Today’s news revolves around Trump's presidential moves as he announced tariff plans and Wall Street predictions. Wall Street has predicted a hit to S&P 500 earnings due to Donald Trump’s tariff plans. 

Tariffs To Impact S&P Earnings

A trade war between the US and its neighbours has begun and it is sure to impact S&P earnings and EPS fallout as Donald Trump has announced tariff plans on US North American trading partners and has imposed a 10% duty on Chinese products. 

Trump’s tariff plans will also impact the S&P 500 earnings of other banks on Wall Street. Goldman Sachs wrote in a note that Trump's protectionism could cut EPS by 2%-3%, as a five percentage point increase in the tariff rate typically lowers S&P earnings by 1%-2% leading to the stock market down 5%. 

Barclays predicts a 2.8% decline in EPS amidst a trade war between the US and its continental trading partners. 

China and Mexico Retaliation

Trump’s tariff plans announcement has sparked retaliation from China and Mexico. According to Bank of America, if Mexico and Canada counterattack with tariffs, S&P 500 firms could see an 8% hit to earnings.

Analysts estimate that 25% tariffs on Canada and Mexico, plus 10% incremental tariffs on China, could translate to a 2% hit to earnings per share (EPS). However, if the situation rises to bilateral tariffs, the hit to EPS could be as high as 8%.

Sectors Most at Risk with the Tariff Plans

Many discretionary and materials sectors that found their production presence in Mexico and Canada are at a greater risk of potential double-digit earnings fallout. 

US Earnings Otherwise Strong

Amidst Trumps’s tariff plans and despite the potential risks, US earnings are coming in strong, with fourth-quarter results up 12% year-over-year.
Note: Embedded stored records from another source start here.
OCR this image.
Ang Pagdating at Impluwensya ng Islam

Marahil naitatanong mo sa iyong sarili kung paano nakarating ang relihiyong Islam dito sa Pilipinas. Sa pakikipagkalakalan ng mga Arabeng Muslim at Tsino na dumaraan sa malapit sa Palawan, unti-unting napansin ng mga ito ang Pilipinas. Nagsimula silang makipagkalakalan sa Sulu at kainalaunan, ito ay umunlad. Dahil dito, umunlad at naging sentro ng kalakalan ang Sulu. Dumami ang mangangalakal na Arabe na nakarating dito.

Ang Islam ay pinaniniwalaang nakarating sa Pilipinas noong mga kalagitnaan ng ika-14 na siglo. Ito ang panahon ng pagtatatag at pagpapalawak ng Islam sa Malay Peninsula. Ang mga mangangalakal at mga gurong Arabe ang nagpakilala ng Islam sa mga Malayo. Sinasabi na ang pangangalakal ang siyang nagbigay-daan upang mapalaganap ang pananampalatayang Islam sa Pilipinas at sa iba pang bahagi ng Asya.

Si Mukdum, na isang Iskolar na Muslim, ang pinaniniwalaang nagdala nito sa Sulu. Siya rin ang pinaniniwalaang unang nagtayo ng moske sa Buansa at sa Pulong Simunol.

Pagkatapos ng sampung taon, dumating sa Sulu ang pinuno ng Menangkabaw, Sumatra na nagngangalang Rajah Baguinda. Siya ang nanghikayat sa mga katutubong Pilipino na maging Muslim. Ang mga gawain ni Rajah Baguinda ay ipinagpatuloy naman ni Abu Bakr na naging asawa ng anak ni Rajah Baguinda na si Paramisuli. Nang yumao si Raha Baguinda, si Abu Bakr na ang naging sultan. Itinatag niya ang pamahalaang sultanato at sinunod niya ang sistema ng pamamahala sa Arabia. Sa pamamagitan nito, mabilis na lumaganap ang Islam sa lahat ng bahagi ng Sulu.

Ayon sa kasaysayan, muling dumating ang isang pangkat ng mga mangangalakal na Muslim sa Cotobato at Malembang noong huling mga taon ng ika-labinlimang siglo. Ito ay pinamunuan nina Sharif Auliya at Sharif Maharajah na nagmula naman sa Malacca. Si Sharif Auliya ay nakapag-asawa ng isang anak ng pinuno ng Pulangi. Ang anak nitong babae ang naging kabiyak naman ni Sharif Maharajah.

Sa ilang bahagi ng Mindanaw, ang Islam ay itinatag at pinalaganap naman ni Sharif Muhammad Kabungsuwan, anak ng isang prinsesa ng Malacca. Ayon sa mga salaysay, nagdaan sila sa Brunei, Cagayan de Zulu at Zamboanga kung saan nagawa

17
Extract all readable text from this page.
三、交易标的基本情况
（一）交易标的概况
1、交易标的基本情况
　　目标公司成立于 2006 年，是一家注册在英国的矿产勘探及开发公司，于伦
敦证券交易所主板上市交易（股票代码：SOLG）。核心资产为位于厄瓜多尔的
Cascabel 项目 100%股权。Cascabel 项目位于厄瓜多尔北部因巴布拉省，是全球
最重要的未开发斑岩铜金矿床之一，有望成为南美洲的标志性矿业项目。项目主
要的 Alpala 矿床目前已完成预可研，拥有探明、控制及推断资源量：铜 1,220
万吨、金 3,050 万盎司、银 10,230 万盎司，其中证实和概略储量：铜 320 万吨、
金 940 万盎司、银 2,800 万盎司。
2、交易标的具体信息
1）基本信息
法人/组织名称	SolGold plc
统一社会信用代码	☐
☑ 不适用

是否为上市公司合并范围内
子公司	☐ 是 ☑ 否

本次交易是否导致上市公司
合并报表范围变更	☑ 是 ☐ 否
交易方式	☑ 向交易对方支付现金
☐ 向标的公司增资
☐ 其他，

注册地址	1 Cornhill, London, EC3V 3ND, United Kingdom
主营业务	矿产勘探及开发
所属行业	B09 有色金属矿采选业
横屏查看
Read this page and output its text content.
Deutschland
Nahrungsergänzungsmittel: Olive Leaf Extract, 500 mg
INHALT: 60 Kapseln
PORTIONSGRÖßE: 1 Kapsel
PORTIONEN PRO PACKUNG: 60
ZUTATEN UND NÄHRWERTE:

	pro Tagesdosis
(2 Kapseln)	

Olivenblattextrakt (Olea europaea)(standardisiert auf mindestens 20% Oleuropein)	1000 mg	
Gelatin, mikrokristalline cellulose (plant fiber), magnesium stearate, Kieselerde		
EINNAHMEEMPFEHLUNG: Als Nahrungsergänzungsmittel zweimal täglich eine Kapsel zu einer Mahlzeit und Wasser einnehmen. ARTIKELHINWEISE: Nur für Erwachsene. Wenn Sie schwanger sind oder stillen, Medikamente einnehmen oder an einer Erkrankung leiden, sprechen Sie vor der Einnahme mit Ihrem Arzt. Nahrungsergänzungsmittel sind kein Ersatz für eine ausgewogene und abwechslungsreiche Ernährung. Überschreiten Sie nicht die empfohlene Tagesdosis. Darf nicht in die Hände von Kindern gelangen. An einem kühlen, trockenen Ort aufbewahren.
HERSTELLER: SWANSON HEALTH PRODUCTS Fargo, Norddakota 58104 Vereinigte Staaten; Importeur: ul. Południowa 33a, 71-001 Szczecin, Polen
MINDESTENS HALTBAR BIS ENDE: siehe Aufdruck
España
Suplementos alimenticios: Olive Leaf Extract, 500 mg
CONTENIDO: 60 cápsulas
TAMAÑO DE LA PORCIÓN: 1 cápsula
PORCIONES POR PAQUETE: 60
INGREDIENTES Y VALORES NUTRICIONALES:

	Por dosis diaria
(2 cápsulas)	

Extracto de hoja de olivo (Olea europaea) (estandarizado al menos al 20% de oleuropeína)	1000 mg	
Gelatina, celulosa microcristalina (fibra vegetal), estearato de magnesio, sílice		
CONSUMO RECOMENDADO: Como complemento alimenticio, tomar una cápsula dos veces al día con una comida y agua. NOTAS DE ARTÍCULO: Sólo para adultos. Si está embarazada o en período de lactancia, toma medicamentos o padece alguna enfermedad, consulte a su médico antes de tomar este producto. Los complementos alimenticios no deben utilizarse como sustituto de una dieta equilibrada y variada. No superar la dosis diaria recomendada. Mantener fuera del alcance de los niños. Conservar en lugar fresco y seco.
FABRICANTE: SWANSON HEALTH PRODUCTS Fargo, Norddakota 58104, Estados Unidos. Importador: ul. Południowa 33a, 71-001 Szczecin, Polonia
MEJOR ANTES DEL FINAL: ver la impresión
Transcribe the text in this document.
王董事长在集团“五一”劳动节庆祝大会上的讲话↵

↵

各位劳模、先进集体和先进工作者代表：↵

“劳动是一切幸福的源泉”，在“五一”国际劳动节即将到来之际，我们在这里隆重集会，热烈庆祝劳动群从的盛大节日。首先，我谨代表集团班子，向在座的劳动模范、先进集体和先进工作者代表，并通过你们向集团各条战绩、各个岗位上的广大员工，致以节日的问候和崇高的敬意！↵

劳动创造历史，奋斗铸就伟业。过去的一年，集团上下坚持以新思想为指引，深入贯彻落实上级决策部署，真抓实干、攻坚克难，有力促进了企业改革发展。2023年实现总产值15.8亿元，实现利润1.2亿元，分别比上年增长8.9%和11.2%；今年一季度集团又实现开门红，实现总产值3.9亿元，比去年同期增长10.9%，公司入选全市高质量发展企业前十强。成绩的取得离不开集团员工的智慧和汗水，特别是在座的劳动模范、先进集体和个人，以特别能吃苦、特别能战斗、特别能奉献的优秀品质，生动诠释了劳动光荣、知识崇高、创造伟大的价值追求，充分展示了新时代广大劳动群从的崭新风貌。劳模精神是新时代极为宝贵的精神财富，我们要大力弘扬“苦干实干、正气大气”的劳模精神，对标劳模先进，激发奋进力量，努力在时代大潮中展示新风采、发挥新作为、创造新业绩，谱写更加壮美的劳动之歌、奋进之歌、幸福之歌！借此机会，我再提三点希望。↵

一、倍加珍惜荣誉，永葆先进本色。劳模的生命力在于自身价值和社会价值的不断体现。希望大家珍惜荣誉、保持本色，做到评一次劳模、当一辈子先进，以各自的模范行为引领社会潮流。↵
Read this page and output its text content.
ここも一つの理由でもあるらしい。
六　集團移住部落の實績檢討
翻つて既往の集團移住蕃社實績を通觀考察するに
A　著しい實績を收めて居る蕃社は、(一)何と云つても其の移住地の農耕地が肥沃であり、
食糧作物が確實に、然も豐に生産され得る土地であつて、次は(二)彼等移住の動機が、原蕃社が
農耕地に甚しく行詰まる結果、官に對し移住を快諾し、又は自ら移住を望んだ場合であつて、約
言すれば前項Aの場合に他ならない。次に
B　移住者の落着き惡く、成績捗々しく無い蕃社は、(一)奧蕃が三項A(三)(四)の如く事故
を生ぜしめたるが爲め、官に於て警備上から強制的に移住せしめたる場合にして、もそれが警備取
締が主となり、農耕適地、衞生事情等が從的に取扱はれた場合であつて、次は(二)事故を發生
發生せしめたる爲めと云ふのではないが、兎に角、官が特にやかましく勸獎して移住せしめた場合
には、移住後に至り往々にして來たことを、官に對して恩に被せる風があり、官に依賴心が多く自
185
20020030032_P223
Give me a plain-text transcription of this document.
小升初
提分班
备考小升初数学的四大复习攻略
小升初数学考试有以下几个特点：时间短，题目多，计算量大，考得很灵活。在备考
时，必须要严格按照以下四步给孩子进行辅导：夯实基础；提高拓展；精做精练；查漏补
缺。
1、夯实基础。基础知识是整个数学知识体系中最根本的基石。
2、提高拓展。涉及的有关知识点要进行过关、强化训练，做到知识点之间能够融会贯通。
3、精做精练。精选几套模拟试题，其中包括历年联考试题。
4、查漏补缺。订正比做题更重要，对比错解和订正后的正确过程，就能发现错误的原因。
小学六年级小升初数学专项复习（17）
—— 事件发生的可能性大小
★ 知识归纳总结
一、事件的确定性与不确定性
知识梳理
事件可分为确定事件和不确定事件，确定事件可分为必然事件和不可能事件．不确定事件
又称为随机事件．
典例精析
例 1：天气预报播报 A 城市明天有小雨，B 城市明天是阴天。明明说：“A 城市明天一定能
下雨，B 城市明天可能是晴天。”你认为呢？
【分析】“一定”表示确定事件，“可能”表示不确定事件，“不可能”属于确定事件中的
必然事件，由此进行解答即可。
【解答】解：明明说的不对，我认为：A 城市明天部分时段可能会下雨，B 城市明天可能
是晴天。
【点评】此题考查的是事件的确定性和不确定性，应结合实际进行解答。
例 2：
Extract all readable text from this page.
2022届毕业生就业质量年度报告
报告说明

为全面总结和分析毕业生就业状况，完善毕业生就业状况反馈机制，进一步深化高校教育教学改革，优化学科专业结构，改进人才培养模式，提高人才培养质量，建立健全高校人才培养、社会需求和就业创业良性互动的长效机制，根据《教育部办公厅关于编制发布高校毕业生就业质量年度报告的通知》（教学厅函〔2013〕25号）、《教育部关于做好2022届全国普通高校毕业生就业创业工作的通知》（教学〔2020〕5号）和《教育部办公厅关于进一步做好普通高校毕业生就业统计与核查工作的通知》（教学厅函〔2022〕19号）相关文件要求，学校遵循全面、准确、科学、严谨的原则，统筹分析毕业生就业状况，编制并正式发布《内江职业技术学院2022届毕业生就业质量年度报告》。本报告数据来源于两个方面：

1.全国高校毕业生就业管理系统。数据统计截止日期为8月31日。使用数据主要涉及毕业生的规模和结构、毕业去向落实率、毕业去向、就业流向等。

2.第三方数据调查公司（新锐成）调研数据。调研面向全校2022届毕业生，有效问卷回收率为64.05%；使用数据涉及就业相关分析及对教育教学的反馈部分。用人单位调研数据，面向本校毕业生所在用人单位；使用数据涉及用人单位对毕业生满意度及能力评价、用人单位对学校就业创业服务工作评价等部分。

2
Wall Street sentiment is also peaking, with mentions of industry "bottoms" soaring - a signal that depressed sectors are on their way to earnings recovery. 

"Our Corporate Sentiment Score soared to the highest level in its history (since 2004). This indicator has led S&P EPS YoY (69% correlation with a quarter lead), suggesting a continued upcycle in earnings," Analysts wrote.